Rep 7 — Prompt-writing practice
Section titled “Rep 7 — Prompt-writing practice”Turn this vague request into a great, brand-loaded Claude prompt (see Using Claude in Your Role for the pattern):
“write something about safes”
A strong prompt has the five parts:
- Who you are — marketing assistant at Anderson, a commercial locksmith in Phoenix.

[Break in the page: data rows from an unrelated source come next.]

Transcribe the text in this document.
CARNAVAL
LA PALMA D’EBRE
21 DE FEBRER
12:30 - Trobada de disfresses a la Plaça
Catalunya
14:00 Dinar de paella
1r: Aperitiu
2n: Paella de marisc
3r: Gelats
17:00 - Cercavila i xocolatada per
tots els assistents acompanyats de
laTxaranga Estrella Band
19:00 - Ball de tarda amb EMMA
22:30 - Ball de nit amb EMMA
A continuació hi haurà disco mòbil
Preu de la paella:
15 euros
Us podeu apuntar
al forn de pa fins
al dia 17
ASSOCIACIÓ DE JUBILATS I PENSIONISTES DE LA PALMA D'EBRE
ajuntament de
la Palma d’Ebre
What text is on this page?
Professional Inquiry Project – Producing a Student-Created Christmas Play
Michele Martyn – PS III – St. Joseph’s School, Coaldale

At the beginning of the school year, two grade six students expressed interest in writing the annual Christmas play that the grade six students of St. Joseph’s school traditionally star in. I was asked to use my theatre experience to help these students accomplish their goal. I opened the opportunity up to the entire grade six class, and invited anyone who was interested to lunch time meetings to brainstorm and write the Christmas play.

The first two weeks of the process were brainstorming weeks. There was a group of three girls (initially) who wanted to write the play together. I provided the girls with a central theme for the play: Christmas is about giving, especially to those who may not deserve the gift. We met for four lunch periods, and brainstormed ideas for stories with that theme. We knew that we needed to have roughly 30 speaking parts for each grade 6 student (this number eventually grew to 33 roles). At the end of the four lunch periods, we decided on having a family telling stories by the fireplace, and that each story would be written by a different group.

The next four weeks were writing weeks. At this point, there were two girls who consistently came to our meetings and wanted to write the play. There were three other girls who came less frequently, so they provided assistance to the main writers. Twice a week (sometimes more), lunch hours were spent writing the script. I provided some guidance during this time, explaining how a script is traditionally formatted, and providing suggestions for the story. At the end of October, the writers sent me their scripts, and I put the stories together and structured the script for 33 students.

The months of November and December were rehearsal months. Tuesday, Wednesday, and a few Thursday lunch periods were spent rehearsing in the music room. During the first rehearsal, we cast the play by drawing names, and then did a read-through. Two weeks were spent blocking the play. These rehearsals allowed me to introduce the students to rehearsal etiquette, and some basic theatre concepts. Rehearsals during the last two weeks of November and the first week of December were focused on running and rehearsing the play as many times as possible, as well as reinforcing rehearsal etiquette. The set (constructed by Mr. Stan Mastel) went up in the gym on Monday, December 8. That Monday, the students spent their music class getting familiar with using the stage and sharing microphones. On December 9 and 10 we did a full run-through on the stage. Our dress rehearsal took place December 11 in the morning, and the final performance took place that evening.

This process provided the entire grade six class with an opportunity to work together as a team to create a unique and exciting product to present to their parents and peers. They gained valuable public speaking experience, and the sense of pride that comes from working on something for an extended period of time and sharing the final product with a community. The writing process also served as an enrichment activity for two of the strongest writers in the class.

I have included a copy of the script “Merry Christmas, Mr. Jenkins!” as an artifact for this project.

- The brand voice — confident expert, warm, specific, value-over-price, commercial-first; the never-dos.
- The specific task — what (a post about commercial safes), which channel, for whom.
- Format & length — e.g. ~3 sentences, give 3 options, then a LinkedIn version.
- A guardrail — “don’t invent specs/prices; leave a [blank] for real details” — straight back to verify, don’t trust.
A strong answer includes most of these and reads like something that would actually produce usable, on-brand output.